Workshops
The C.G. Jung Foundation presents
Trauma and The Lost and Recovered Soul
a daylong workshop led by
Donald E. Kalsched, Ph.D.
Saturday, May 15, 2004, 10:00 a.m. – 4:00 p.m.
According to C. G. Jung, the human personality has a transpersonal origin and essence. With the birth of each person, a splinter of the Godhead becomes embodied as a human soul (incarnation).
However, when trauma strikes the developing psyche of a child, a “basic fault” opens up in the psyche and the person becomes disincarnate. A part of the self retreats into “God’s world,” where it continues to live in a suspended animation as a lost soul. The lost soul secretly wants to return to the body so that the process of creative living and personality development can continue, but primitive defenses prevent this return, encapsulating the lost soul in the unconscious, leaving it imprisoned by the dark powers of the archetypal world- what Jung called “possession by a spirit.”
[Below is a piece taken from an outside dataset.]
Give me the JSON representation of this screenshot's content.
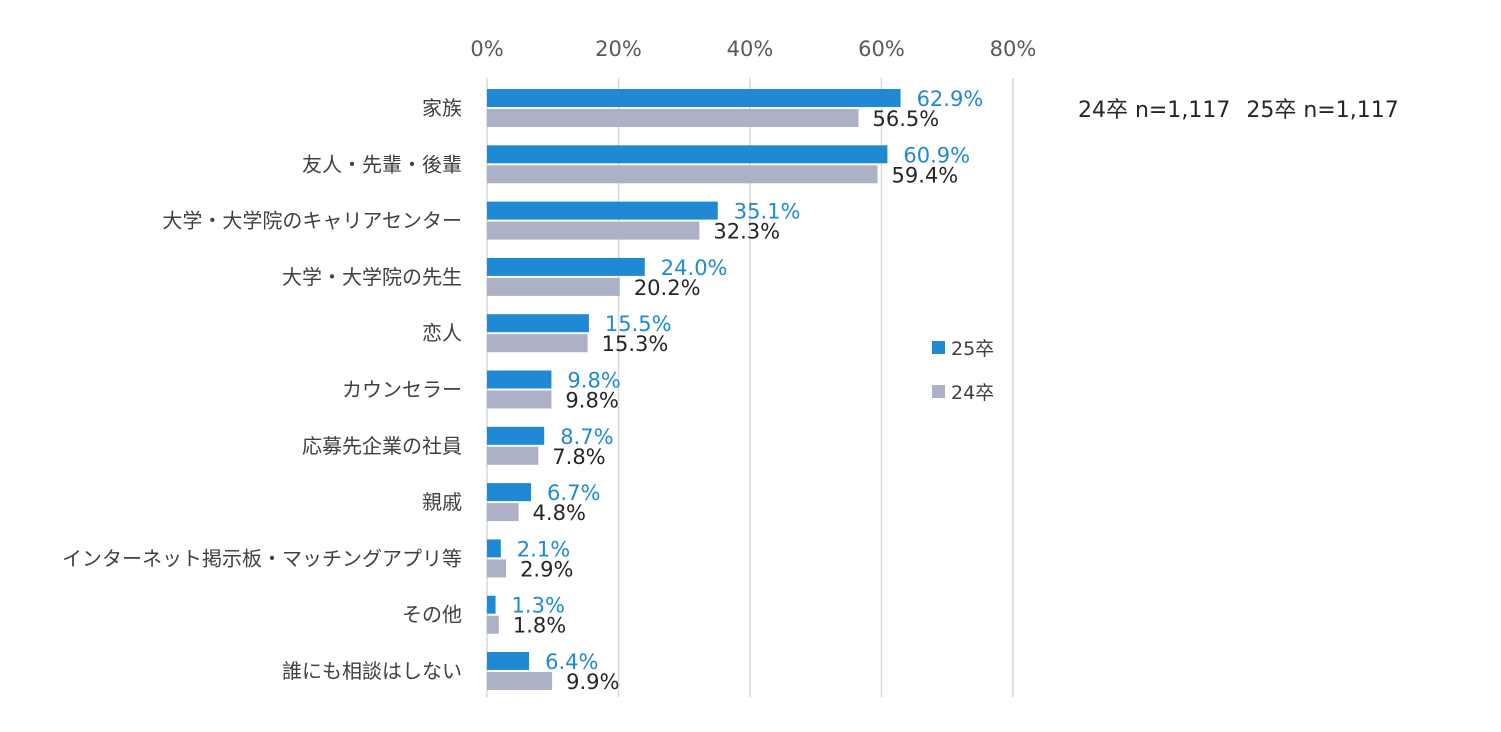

How the lost soul of the trauma survivor is coaxed back into life and relationship and out of the grasp of “daimonic” powers will be the focus of our weekend together. Dreams during the healing process often reveal the lost soul as a divine child in the care of “daimonic” caretakers who both resist and facilitate the soul’s return. Fairy tales often show how a spell cast by demonic forces gradually loses its power over the hero/heroine as the soul returns and is “re-incarnated.”
Ultimately, we will find that only love and human relationship can break the grip of the traumatized psyche’s “bewitchment” of the soul, leading to redemption and the “enchantment” of life lived once again, under the star of one’s own destiny.
Participants are asked to read the Grimm’s Fairy Tales “The Girl Without Hands” and “The Water of Life,” in advance of the weekend.
Donald E. Kalsched, Ph.D., is a Jungian analyst in private practice in Katonah, N. Y. He is a graduate of the C.G. Jung Institute of New York and is a senior faculty member and supervisor with the Inter-Regional Society of Jungian Analysts, as well as with the Westchester Institute for Training in Psychoanalysis and Psychotherapy. His book, The Inner World of Trauma: Archetypal Defenses of the Personal Spirit (Routledge, 1996) is in its fourth printing.
Saturday, May 15, 2004 10:00 a.m. – 4:00 p.m.